Taste wines from lightest to heaviest, whites to reds.

Get a Good Look

Look straight down the glass to see the wine’s color. Hold the glass up to the light, and give it a tilt. Then, look at the wine through the side of the glass to see the clarity of the wine. A clear wine is always a good sign, but sometimes a wine with sediment just means the wine was not filtered. Look for the brightness as the wine is reflected in the light. The color of the wine tells you the age and the condition. White wines deepen as they age and red wines lose their color.

Give it a Swirl

Newbie wine tasters may swirl the glass on a flat surface instead of swirling the glass in the air. As you swirl the glass, look for the “legs” that run down the sides of the glass. A wine with good legs has more alcohol and flavor.

Take a Sniff

Give the glass another swirl, and put your nose just over the top of the wine glass. Take quick sniffs to smell for anything noticeably wrong like the musty smell of spoilage, the smell of vinegar or the “brett” — the sweaty, earthy smell of bad yeast.

If you don’t notice any bad smells, you should notice a fruity smell, because, you know, grapes. Other scents you might pick up: whites like Gewurztraminers have floral scents. Sauvignon Blancs and Rhone reds might smell grassy. You might pick up on wine barrel scents like vanilla, toast or smoke.

Time for Tasting

Taking a small sip and sucking on the wine aerates it so you can get the flavor.

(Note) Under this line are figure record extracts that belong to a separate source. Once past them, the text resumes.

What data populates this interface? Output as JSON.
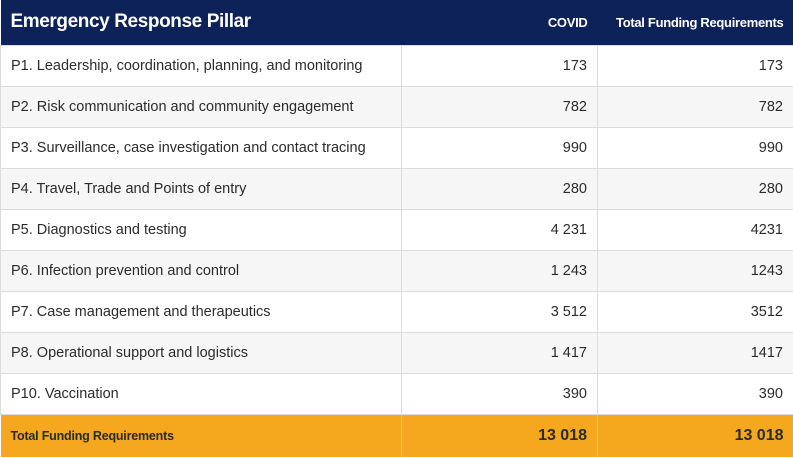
{
  "table": {
    "headers": {
      "pillar": "Emergency Response Pillar",
      "covid": "COVID",
      "total": "Total Funding Requirements"
    },
    "rows": [
      {
        "pillar": "P1. Leadership, coordination, planning, and monitoring",
        "covid": "173",
        "total": "173"
      },
      {
        "pillar": "P2. Risk communication and community engagement",
        "covid": "782",
        "total": "782"
      },
      {
        "pillar": "P3. Surveillance, case investigation and contact tracing",
        "covid": "990",
        "total": "990"
      },
      {
        "pillar": "P4. Travel, Trade and Points of entry",
        "covid": "280",
        "total": "280"
      },
      {
        "pillar": "P5. Diagnostics and testing",
        "covid": "4 231",
        "total": "4231"
      },
      {
        "pillar": "P6. Infection prevention and control",
        "covid": "1 243",
        "total": "1243"
      },
      {
        "pillar": "P7. Case management and therapeutics",
        "covid": "3 512",
        "total": "3512"
      },
      {
        "pillar": "P8. Operational support and logistics",
        "covid": "1 417",
        "total": "1417"
      },
      {
        "pillar": "P10. Vaccination",
        "covid": "390",
        "total": "390"
      }
    ],
    "footer": {
      "label": "Total Funding Requirements",
      "covid": "13 018",
      "total": "13 018"
    }
  },
  "colors": {
    "header_bg": "#0d2258",
    "footer_bg": "#f5a81e",
    "row_alt_bg": "#f6f6f6"
  }
}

This is when you find out if the wine is balanced — the flavors won’t be too much of anything — not too sweet, salty or bitter.

Determine the complexity of the wine. If you taste something right away, such as an unmistakable vanilla taste, you don’t have a complex wine. But, if the taste of the wine seems to change the more you taste it, you’ve got a complex wine.

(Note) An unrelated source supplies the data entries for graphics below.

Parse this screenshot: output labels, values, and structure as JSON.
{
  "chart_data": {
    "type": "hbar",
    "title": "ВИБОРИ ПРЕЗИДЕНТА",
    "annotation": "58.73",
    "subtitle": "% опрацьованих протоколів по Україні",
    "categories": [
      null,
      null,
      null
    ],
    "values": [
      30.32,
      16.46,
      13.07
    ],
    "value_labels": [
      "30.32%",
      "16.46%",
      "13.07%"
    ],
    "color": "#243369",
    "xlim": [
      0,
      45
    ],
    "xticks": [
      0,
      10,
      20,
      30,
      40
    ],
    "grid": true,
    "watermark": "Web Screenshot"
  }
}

A good wine is detected on its finish, or aftertaste. If you can still taste it in your mouth minutes later, you’ve got a good wine. The longer the finish, the better the wine.

What’s Your Palate?

So, are you the dry wine type, or do you prefer something sweet? The dryness or sweetness of the wine is determined by how much sugar is in the wine. A dry wine is less sweet. But, don’t confuse fruitiness with sweetness — a dry wine can be fruity. You’ll notice the sweetness or dryness on the finish.

Another thing to notice: the “mouthfeel” or body tells you the level  of alcohol in the wine. More alcohol in the wine has a fuller body. You can think of it like low-fat and high-fat foods. Light-bodied is the low fat and full-bodied, is the full fat food.

Now that you know how the experts do it, get ready to taste and choose your very own wine.